Sol let’s take a closer look at the difference between connection-oriented parenting and control-oriented parenting philosophies and methods.
- Parenting for connection is reciprocal and interactive, a sharing of ideas and influence. Parenting for control is dominant-submissive with the emphasis on compliance to overbearing authority.
- Parenting for connection focuses on the positive. Parenting for control involves criticism and focuses on the negative.
- Connection-oriented parenting is characterized by two-way respect with parent and child respecting one another. Respect flows only one way in control-oriented parenting. The child is expected to show respect for his parent; respect is demanded, not earned.
- Cooperation is encouraged in connection-oriented parenting, such as at times when parent and child work together to solve a problem. Control-oriented parenting uses confrontation, which leads to hostility and defiance.
- Parents using a connection approach teach through providing reasonable consequences. Parents using a control approach tend to be punitive, angry and vindictive.
- Connection-oriented parenting highlights the primacy of the parent-child relationship, while control-orientation places the focusing on changing the child’s behavior.

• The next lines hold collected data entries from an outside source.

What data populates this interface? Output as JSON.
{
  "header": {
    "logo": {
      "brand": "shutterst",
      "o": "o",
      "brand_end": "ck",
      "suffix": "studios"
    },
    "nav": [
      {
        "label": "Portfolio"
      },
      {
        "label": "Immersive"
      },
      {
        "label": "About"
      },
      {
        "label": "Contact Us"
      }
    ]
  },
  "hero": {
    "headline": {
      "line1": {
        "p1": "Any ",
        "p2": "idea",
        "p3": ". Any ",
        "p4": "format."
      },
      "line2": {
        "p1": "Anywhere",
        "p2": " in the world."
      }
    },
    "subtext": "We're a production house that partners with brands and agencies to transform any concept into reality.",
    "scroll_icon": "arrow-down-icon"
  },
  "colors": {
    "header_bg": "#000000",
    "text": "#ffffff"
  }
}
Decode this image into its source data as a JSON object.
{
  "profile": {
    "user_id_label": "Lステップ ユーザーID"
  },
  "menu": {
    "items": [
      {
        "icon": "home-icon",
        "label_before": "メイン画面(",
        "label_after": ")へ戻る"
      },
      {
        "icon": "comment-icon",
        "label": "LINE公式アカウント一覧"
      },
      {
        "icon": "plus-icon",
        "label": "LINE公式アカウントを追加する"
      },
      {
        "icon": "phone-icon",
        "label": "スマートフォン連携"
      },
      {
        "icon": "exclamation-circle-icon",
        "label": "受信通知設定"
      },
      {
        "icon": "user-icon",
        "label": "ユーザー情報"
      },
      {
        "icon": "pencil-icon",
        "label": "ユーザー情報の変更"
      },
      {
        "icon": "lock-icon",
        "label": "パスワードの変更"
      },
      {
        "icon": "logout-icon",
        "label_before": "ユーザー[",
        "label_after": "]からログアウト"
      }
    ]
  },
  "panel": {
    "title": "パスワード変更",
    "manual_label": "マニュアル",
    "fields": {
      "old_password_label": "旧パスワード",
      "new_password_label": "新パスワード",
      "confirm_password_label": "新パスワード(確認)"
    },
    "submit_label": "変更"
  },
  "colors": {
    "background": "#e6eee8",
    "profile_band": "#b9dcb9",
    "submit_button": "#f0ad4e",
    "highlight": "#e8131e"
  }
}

- Parenting for connection is based on a model of health and resource, skills-building and the flow of resources to gain positive outcomes. Parenting for control is based on a model of illness that focuses on a child’s pathology and deficits.
- Connection-oriented parents use an assertive communication style that is clear, direct and non-threatening. Control oriented parents are aggressive in their communication. They often are hostile, offensive and threatening.
Some results of connection-oriented parenting
Learning is internalized and endures for children with connection-oriented parents. Changes are temporary for children with control-oriented parents: Lessons are superficial and short-lived. A connection approach results in a desire to comply because of genuine caring. A control approach leads to a fear-based compliance, fear of punishment and disapproval. Parenting that emphasizes connection offers children choices and helps them learn to be responsible and accountable for the consequences of their choices. Parenting that emphasizes control gives ultimatums and demands certain behaviors while discouraging the learning of responsibility.